The Broadway production of Black Souls was largely praised for the quality of its acting, but white critics in particular were not complementary of the play itself. However, the work has remained of interest to scholars and was more favorably reviewed by black critics. The play was first published by Reynolds Press in 1933, and was later re-published by the Indiana University Press in the 1998 anthology Strange Fruit: Plays on Lynching by American Women.

==Plot==
Setting: Magnolia College, a Black college in the Deep South, not long after World War I (c. 1919/1920)

Andrew Morgan, the president of Magnolia College, is bitter over the racial oppression in the United States, but is hopeful that by educating highly skilled black workers he can improve the lives and future opportunities available to his African-American students through peaceful means. In contrast, Andrew's brother-in-law, David Lewis, is an angry young black poet and teacher of literature at Magnolia College who is convinced that only a violent uprising could persuade American society to change. David has recently returned from France where he served during World War I and where the progressive freedoms of French society allowed him to openly have a relationship with a white woman, Luella Verne, who was a fellow American serving in France as a nurse.

Luella is the daughter of Senator Verne, and she visits Magnolia College with her father when he comes at the invitation of President Morgan who hopes to win Senator Verne's support. Senator Verne is unaware of Luella's past relationship with David, and is upset when she initiates contact with David. Simultaneously, Senator Verne makes advances of his own on Andrew Morgan's wife and David's sister Phyllis who is also African-American, demonstrating the senator's hypocrisy when it comes to interracial relationships.

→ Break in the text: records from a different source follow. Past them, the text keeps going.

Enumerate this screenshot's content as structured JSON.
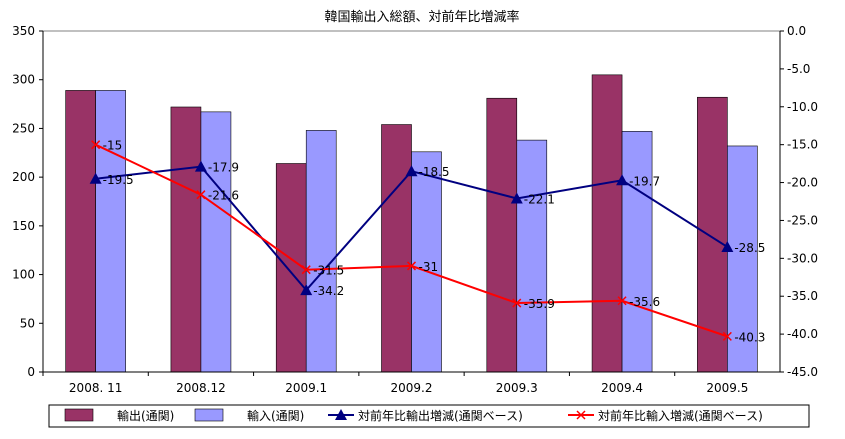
{
  "chart_data": {
    "type": "bar",
    "title": "韓国輸出入総額、対前年比増減率",
    "categories": [
      "2008. 11",
      "2008.12",
      "2009.1",
      "2009.2",
      "2009.3",
      "2009.4",
      "2009.5"
    ],
    "series": [
      {
        "name": "輸出(通関)",
        "type": "bar",
        "axis": "left",
        "color": "#993366",
        "values": [
          289,
          272,
          214,
          254,
          281,
          305,
          282
        ]
      },
      {
        "name": "輸入(通関)",
        "type": "bar",
        "axis": "left",
        "color": "#9999FF",
        "values": [
          289,
          267,
          248,
          226,
          238,
          247,
          232
        ]
      },
      {
        "name": "対前年比輸出増減(通関ベース)",
        "type": "line",
        "axis": "right",
        "color": "#000080",
        "marker": "triangle",
        "values": [
          -19.5,
          -17.9,
          -34.2,
          -18.5,
          -22.1,
          -19.7,
          -28.5
        ],
        "labels": [
          "-19.5",
          "-17.9",
          "-34.2",
          "-18.5",
          "-22.1",
          "-19.7",
          "-28.5"
        ]
      },
      {
        "name": "対前年比輸入増減(通関ベース)",
        "type": "line",
        "axis": "right",
        "color": "#FF0000",
        "marker": "x",
        "values": [
          -15,
          -21.6,
          -31.5,
          -31,
          -35.9,
          -35.6,
          -40.3
        ],
        "labels": [
          "-15",
          "-21.6",
          "-31.5",
          "-31",
          "-35.9",
          "-35.6",
          "-40.3"
        ]
      }
    ],
    "y_left": {
      "min": 0,
      "max": 350,
      "step": 50,
      "tick_labels": [
        "0",
        "50",
        "100",
        "150",
        "200",
        "250",
        "300",
        "350"
      ]
    },
    "y_right": {
      "min": -45,
      "max": 0,
      "step": 5,
      "tick_labels": [
        "-45.0",
        "-40.0",
        "-35.0",
        "-30.0",
        "-25.0",
        "-20.0",
        "-15.0",
        "-10.0",
        "-5.0",
        "0.0"
      ]
    },
    "grid": false,
    "legend_position": "bottom"
  }
}
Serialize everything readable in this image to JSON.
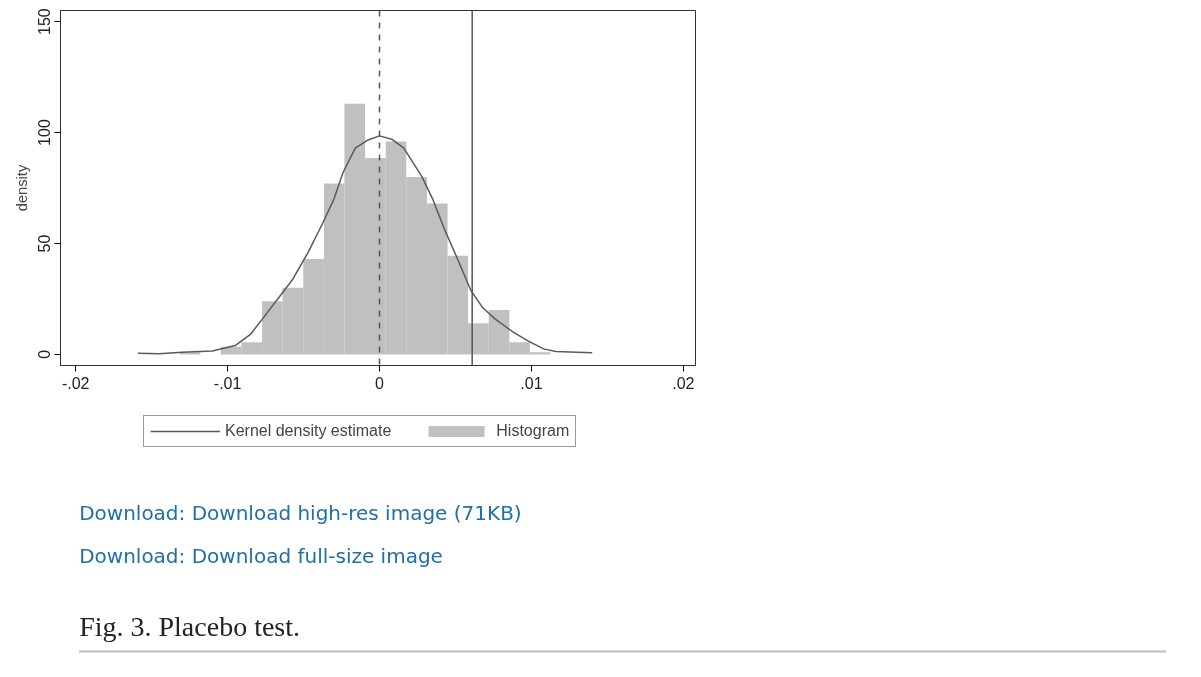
{
  "chart_data": {
    "type": "histogram",
    "ylabel": "density",
    "xlim": [
      -0.021,
      0.0208
    ],
    "ylim": [
      -5,
      155
    ],
    "xticks": [
      {
        "value": -0.02,
        "label": "-.02"
      },
      {
        "value": -0.01,
        "label": "-.01"
      },
      0,
      {
        "value": 0.01,
        "label": ".01"
      },
      {
        "value": 0.02,
        "label": ".02"
      }
    ],
    "yticks": [
      0,
      50,
      100,
      150
    ],
    "series": [
      {
        "name": "Kernel density estimate",
        "type": "line",
        "color": "#5a5a5a",
        "x": [
          -0.0159,
          -0.0145,
          -0.013,
          -0.011,
          -0.0095,
          -0.0085,
          -0.0077,
          -0.0067,
          -0.0057,
          -0.0047,
          -0.00375,
          -0.003,
          -0.0024,
          -0.0016,
          -0.0008,
          0,
          0.0008,
          0.0016,
          0.0028,
          0.0035,
          0.0043,
          0.0052,
          0.006,
          0.0068,
          0.0076,
          0.0088,
          0.0098,
          0.0108,
          0.0116,
          0.013,
          0.014
        ],
        "values": [
          0.5,
          0.3,
          1,
          1.5,
          4,
          9,
          16,
          25,
          34,
          46,
          59,
          70,
          82,
          93,
          96.5,
          98.5,
          97,
          93,
          80,
          70,
          56,
          42,
          29,
          21,
          16,
          10,
          6,
          2.5,
          1.3,
          1,
          0.7
        ]
      },
      {
        "name": "Histogram",
        "color": "#c0c0c0",
        "bins": [
          -0.01316,
          -0.0118,
          -0.01045,
          -0.00909,
          -0.00773,
          -0.00638,
          -0.00502,
          -0.00366,
          -0.00231,
          -0.00095,
          0.00041,
          0.00176,
          0.00312,
          0.00448,
          0.00583,
          0.00719,
          0.00855,
          0.0099,
          0.01126
        ],
        "values": [
          1,
          0,
          3.5,
          5.5,
          24,
          30,
          43,
          77,
          113,
          88.5,
          96,
          80,
          68,
          44.5,
          14,
          20,
          5.5,
          1
        ]
      }
    ],
    "ref_lines": [
      {
        "axis": "x",
        "value": 0,
        "line_style": "dashed",
        "color": "#555555"
      },
      {
        "axis": "x",
        "value": 0.0061,
        "line_style": "solid",
        "color": "#555555"
      }
    ],
    "grid": false,
    "legend": "bottom",
    "annotations": [
      "Download: Download high-res image (71KB)",
      "Download: Download full-size image",
      "Fig. 3. Placebo test."
    ]
  }
}
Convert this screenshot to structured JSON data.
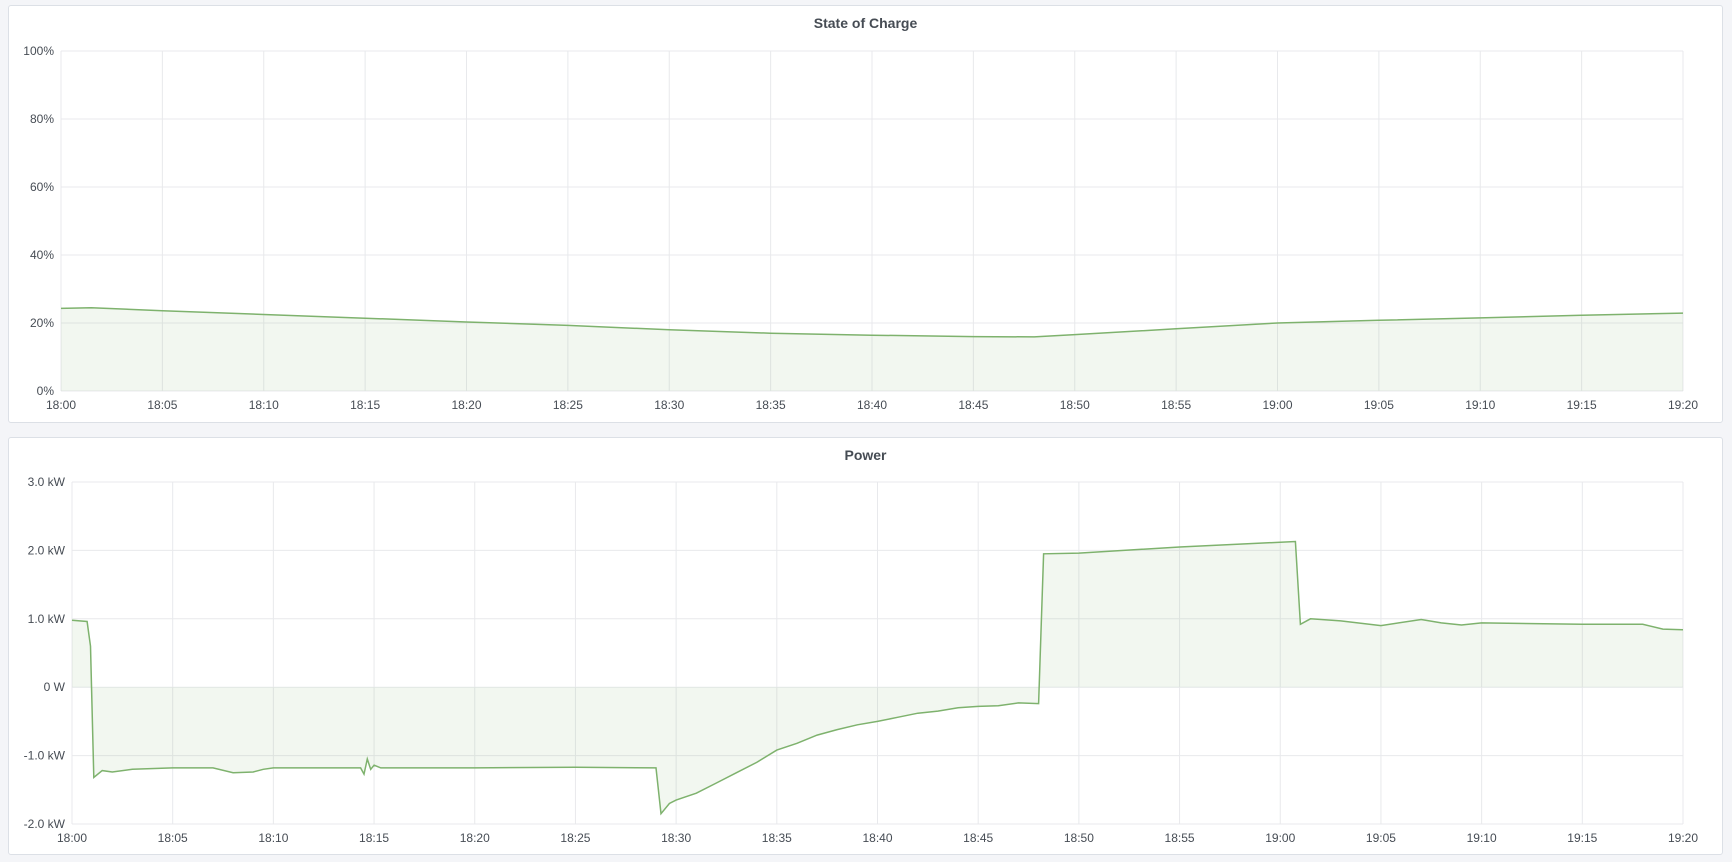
{
  "colors": {
    "line": "#7eb26d",
    "fill": "#7eb26d",
    "grid": "#e8e9ec",
    "background": "#f4f5f8"
  },
  "chart_data": [
    {
      "type": "area",
      "title": "State of Charge",
      "x_ticks": [
        "18:00",
        "18:05",
        "18:10",
        "18:15",
        "18:20",
        "18:25",
        "18:30",
        "18:35",
        "18:40",
        "18:45",
        "18:50",
        "18:55",
        "19:00",
        "19:05",
        "19:10",
        "19:15",
        "19:20"
      ],
      "y_ticks": [
        0,
        20,
        40,
        60,
        80,
        100
      ],
      "y_tick_labels": [
        "0%",
        "20%",
        "40%",
        "60%",
        "80%",
        "100%"
      ],
      "xlim": [
        "18:00",
        "19:20"
      ],
      "ylim": [
        0,
        100
      ],
      "grid": true,
      "series": [
        {
          "x": [
            "18:00:00",
            "18:01:30",
            "18:05:00",
            "18:10:00",
            "18:15:00",
            "18:20:00",
            "18:25:00",
            "18:30:00",
            "18:35:00",
            "18:40:00",
            "18:45:00",
            "18:48:00",
            "18:50:00",
            "18:55:00",
            "19:00:00",
            "19:05:00",
            "19:10:00",
            "19:15:00",
            "19:20:00"
          ],
          "y": [
            24.3,
            24.5,
            23.6,
            22.5,
            21.4,
            20.3,
            19.3,
            18.0,
            17.0,
            16.4,
            16.0,
            15.9,
            16.6,
            18.3,
            20.0,
            20.8,
            21.5,
            22.3,
            22.9
          ]
        }
      ]
    },
    {
      "type": "area",
      "title": "Power",
      "x_ticks": [
        "18:00",
        "18:05",
        "18:10",
        "18:15",
        "18:20",
        "18:25",
        "18:30",
        "18:35",
        "18:40",
        "18:45",
        "18:50",
        "18:55",
        "19:00",
        "19:05",
        "19:10",
        "19:15",
        "19:20"
      ],
      "y_ticks": [
        -2,
        -1,
        0,
        1,
        2,
        3
      ],
      "y_tick_labels": [
        "-2.0 kW",
        "-1.0 kW",
        "0 W",
        "1.0 kW",
        "2.0 kW",
        "3.0 kW"
      ],
      "xlim": [
        "18:00",
        "19:20"
      ],
      "ylim": [
        -2,
        3
      ],
      "grid": true,
      "series": [
        {
          "x": [
            "18:00:00",
            "18:00:45",
            "18:00:55",
            "18:01:05",
            "18:01:30",
            "18:02:00",
            "18:03:00",
            "18:05:00",
            "18:07:00",
            "18:08:00",
            "18:09:00",
            "18:09:30",
            "18:10:00",
            "18:14:20",
            "18:14:30",
            "18:14:40",
            "18:14:50",
            "18:15:00",
            "18:15:20",
            "18:20:00",
            "18:25:00",
            "18:29:00",
            "18:29:15",
            "18:29:40",
            "18:30:00",
            "18:31:00",
            "18:32:00",
            "18:33:00",
            "18:34:00",
            "18:35:00",
            "18:36:00",
            "18:37:00",
            "18:38:00",
            "18:39:00",
            "18:40:00",
            "18:41:00",
            "18:42:00",
            "18:43:00",
            "18:44:00",
            "18:45:00",
            "18:46:00",
            "18:47:00",
            "18:48:00",
            "18:48:15",
            "18:50:00",
            "18:55:00",
            "19:00:00",
            "19:00:45",
            "19:01:00",
            "19:01:30",
            "19:03:00",
            "19:05:00",
            "19:07:00",
            "19:08:00",
            "19:09:00",
            "19:10:00",
            "19:15:00",
            "19:18:00",
            "19:19:00",
            "19:20:00"
          ],
          "y": [
            0.98,
            0.96,
            0.6,
            -1.32,
            -1.22,
            -1.24,
            -1.2,
            -1.18,
            -1.18,
            -1.25,
            -1.24,
            -1.2,
            -1.18,
            -1.18,
            -1.27,
            -1.05,
            -1.2,
            -1.14,
            -1.18,
            -1.18,
            -1.17,
            -1.18,
            -1.85,
            -1.7,
            -1.65,
            -1.55,
            -1.4,
            -1.25,
            -1.1,
            -0.92,
            -0.82,
            -0.7,
            -0.62,
            -0.55,
            -0.5,
            -0.44,
            -0.38,
            -0.35,
            -0.3,
            -0.28,
            -0.27,
            -0.23,
            -0.24,
            1.95,
            1.96,
            2.05,
            2.12,
            2.13,
            0.92,
            1.0,
            0.97,
            0.9,
            0.99,
            0.94,
            0.91,
            0.94,
            0.92,
            0.92,
            0.85,
            0.84
          ]
        }
      ]
    }
  ]
}
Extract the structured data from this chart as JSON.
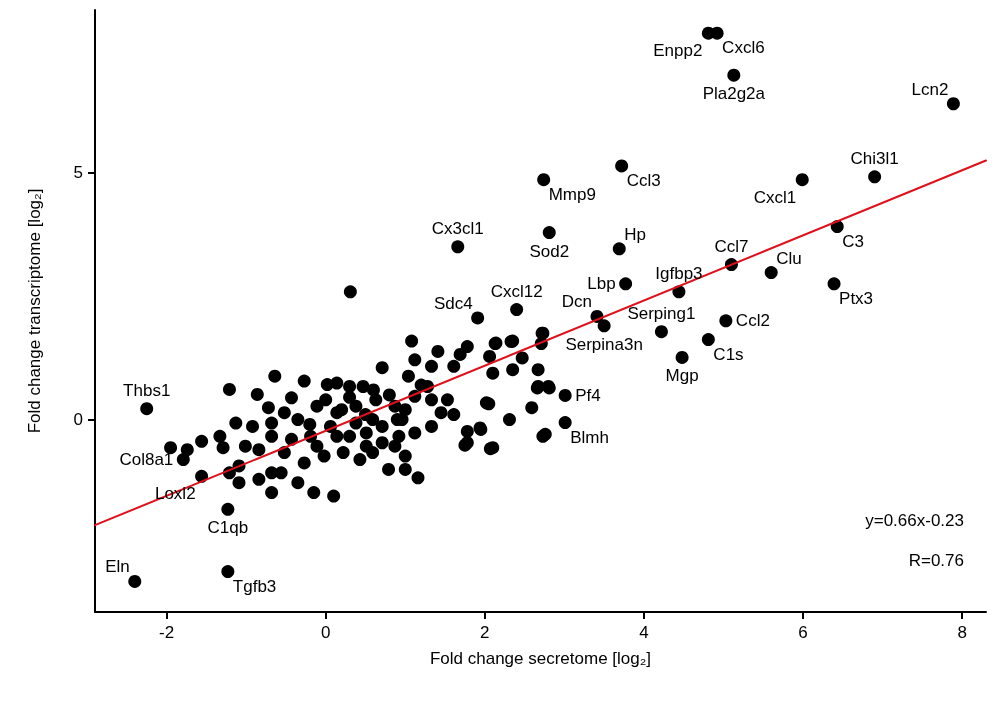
{
  "chart_data": {
    "type": "scatter",
    "xlabel": "Fold change secretome [log₂]",
    "ylabel": "Fold change transcriptome [log₂]",
    "xlim": [
      -2.9,
      8.3
    ],
    "ylim": [
      -3.9,
      8.3
    ],
    "xticks": [
      -2,
      0,
      2,
      4,
      6,
      8
    ],
    "yticks": [
      0,
      5
    ],
    "grid": false,
    "marker": "circle",
    "line_style": "solid",
    "series": [
      {
        "color": "#000000",
        "x": [
          4.81,
          4.92,
          5.13,
          7.89,
          6.9,
          5.99,
          3.72,
          2.74,
          1.66,
          2.81,
          3.69,
          6.43,
          5.1,
          5.6,
          3.77,
          4.44,
          6.39,
          2.4,
          1.91,
          3.41,
          3.5,
          4.22,
          5.03,
          4.81,
          4.48,
          3.01,
          3.01,
          -2.25,
          -1.79,
          -1.56,
          -1.23,
          -2.4,
          -1.23,
          0.31,
          1.08,
          1.41,
          1.78,
          1.69,
          1.12,
          0.71,
          1.33,
          1.61,
          -0.64,
          -0.27,
          0.02,
          0.14,
          0.3,
          0.47,
          -1.21,
          -0.86,
          -0.43,
          -0.72,
          2.14,
          2.35,
          2.72,
          2.06,
          2.47,
          2.1,
          2.35,
          2.67,
          2.67,
          2.8,
          2.59,
          2.31,
          2.02,
          1.94,
          1.78,
          1.78,
          2.1,
          2.76,
          1.61,
          1.53,
          -1.95,
          -1.74,
          -1.56,
          -1.33,
          -1.13,
          -0.92,
          -1.29,
          -1.01,
          -0.68,
          -0.52,
          -0.35,
          -0.11,
          0.14,
          0.38,
          0.63,
          0.87,
          1.12,
          1.33,
          1.45,
          0.96,
          0.71,
          0.51,
          0.3,
          0.06,
          -0.19,
          -0.43,
          -0.68,
          -0.84,
          -1.09,
          -1.21,
          -1.09,
          -0.84,
          -0.68,
          -0.56,
          -0.68,
          -0.35,
          -0.15,
          0.1,
          -0.27,
          -0.02,
          0.22,
          0.43,
          0.59,
          0.87,
          1.0,
          0.79,
          1.0,
          1.16,
          0.71,
          0.51,
          -0.52,
          -0.11,
          1.12,
          1.33,
          0.92,
          1.28,
          1.04,
          0.59,
          0.38,
          0.14,
          2.73,
          2.71,
          2.33,
          2.13,
          2.73,
          2.07,
          2.05,
          1.75,
          1.95,
          2.81,
          2.66,
          0.2,
          0.5,
          0.8,
          1.0,
          0.3,
          -0.2,
          0.6,
          1.2,
          0.9,
          0.0
        ],
        "values": [
          7.83,
          7.83,
          6.98,
          6.4,
          4.92,
          4.86,
          5.14,
          4.86,
          3.5,
          3.79,
          3.46,
          3.91,
          3.14,
          2.98,
          2.75,
          2.59,
          2.75,
          2.23,
          2.06,
          2.09,
          1.9,
          1.78,
          2.0,
          1.62,
          1.26,
          0.49,
          -0.06,
          0.22,
          -0.81,
          -1.15,
          -1.82,
          -3.28,
          -3.08,
          2.59,
          1.59,
          1.38,
          1.48,
          1.32,
          1.21,
          1.05,
          1.08,
          1.08,
          0.88,
          0.78,
          0.71,
          0.74,
          0.67,
          0.67,
          0.61,
          0.51,
          0.44,
          0.24,
          1.55,
          1.59,
          1.75,
          1.28,
          1.25,
          0.94,
          1.01,
          1.01,
          0.67,
          0.67,
          0.24,
          0.0,
          0.34,
          -0.17,
          -0.24,
          -0.47,
          -0.57,
          -0.3,
          0.1,
          0.4,
          -0.57,
          -0.61,
          -0.44,
          -0.34,
          -0.07,
          -0.14,
          -0.57,
          -0.54,
          -0.07,
          0.14,
          0.0,
          0.27,
          0.14,
          0.27,
          0.4,
          0.27,
          0.47,
          0.4,
          0.14,
          0.0,
          -0.14,
          -0.27,
          -0.34,
          -0.14,
          -0.34,
          -0.4,
          -0.34,
          -0.61,
          -0.94,
          -1.08,
          -1.28,
          -1.21,
          -1.08,
          -1.08,
          -1.48,
          -1.28,
          -1.48,
          -1.55,
          -0.88,
          -0.74,
          -0.67,
          -0.81,
          -0.67,
          -0.54,
          -0.74,
          -1.01,
          -1.01,
          -1.18,
          -0.47,
          -0.54,
          -0.67,
          -0.54,
          -0.27,
          -0.14,
          -0.34,
          0.67,
          0.88,
          0.0,
          -0.07,
          -0.34,
          1.75,
          1.54,
          1.58,
          1.54,
          -0.34,
          -0.59,
          0.32,
          -0.52,
          -0.2,
          0.64,
          0.64,
          0.2,
          0.1,
          0.5,
          0.2,
          0.45,
          -0.1,
          0.6,
          0.7,
          0.0,
          0.4
        ]
      },
      {
        "type": "line",
        "marker": "none",
        "color": "#e0101a",
        "x": [
          -2.9,
          8.3
        ],
        "values": [
          -2.14,
          5.25
        ]
      }
    ],
    "annotations": [
      {
        "text": "Enpp2",
        "x": 4.81,
        "y": 7.83
      },
      {
        "text": "Cxcl6",
        "x": 4.92,
        "y": 7.83
      },
      {
        "text": "Pla2g2a",
        "x": 5.13,
        "y": 6.98
      },
      {
        "text": "Lcn2",
        "x": 7.89,
        "y": 6.4
      },
      {
        "text": "Chi3l1",
        "x": 6.9,
        "y": 4.92
      },
      {
        "text": "Cxcl1",
        "x": 5.99,
        "y": 4.86
      },
      {
        "text": "Ccl3",
        "x": 3.72,
        "y": 5.14
      },
      {
        "text": "Mmp9",
        "x": 2.74,
        "y": 4.86
      },
      {
        "text": "Cx3cl1",
        "x": 1.66,
        "y": 3.5
      },
      {
        "text": "Sod2",
        "x": 2.81,
        "y": 3.79
      },
      {
        "text": "Hp",
        "x": 3.69,
        "y": 3.46
      },
      {
        "text": "C3",
        "x": 6.43,
        "y": 3.91
      },
      {
        "text": "Ccl7",
        "x": 5.1,
        "y": 3.14
      },
      {
        "text": "Clu",
        "x": 5.6,
        "y": 2.98
      },
      {
        "text": "Lbp",
        "x": 3.77,
        "y": 2.75
      },
      {
        "text": "Igfbp3",
        "x": 4.44,
        "y": 2.59
      },
      {
        "text": "Ptx3",
        "x": 6.39,
        "y": 2.75
      },
      {
        "text": "Cxcl12",
        "x": 2.4,
        "y": 2.23
      },
      {
        "text": "Sdc4",
        "x": 1.91,
        "y": 2.06
      },
      {
        "text": "Dcn",
        "x": 3.41,
        "y": 2.09
      },
      {
        "text": "Serpina3n",
        "x": 3.5,
        "y": 1.9
      },
      {
        "text": "Serping1",
        "x": 4.22,
        "y": 1.78
      },
      {
        "text": "Ccl2",
        "x": 5.03,
        "y": 2.0
      },
      {
        "text": "C1s",
        "x": 4.81,
        "y": 1.62
      },
      {
        "text": "Mgp",
        "x": 4.48,
        "y": 1.26
      },
      {
        "text": "Pf4",
        "x": 3.01,
        "y": 0.49
      },
      {
        "text": "Blmh",
        "x": 3.01,
        "y": -0.06
      },
      {
        "text": "Thbs1",
        "x": -2.25,
        "y": 0.22
      },
      {
        "text": "Col8a1",
        "x": -1.79,
        "y": -0.81
      },
      {
        "text": "Loxl2",
        "x": -1.56,
        "y": -1.15
      },
      {
        "text": "C1qb",
        "x": -1.23,
        "y": -1.82
      },
      {
        "text": "Eln",
        "x": -2.4,
        "y": -3.28
      },
      {
        "text": "Tgfb3",
        "x": -1.23,
        "y": -3.08
      },
      "y=0.66x-0.23",
      "R=0.76"
    ]
  }
}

Luella convinces David to go with her to a cabin in some woods nearby and they are spotted by some white students. Rumor spreads among the white community that David has made unwanted sexual advances on Luella, even though it is Luella and not David who is the initiator of their rekindled relationship. As the rumors spread, they become more exaggerated and David is falsely accused of raping Luella. A white mob forms with the intent of murdering David on the day of Magnolia College's graduation ceremony. While the ceremony is taking place and President Morgan is giving a speech about racial equality, David is isolated and cornered by a white mob who lynches him.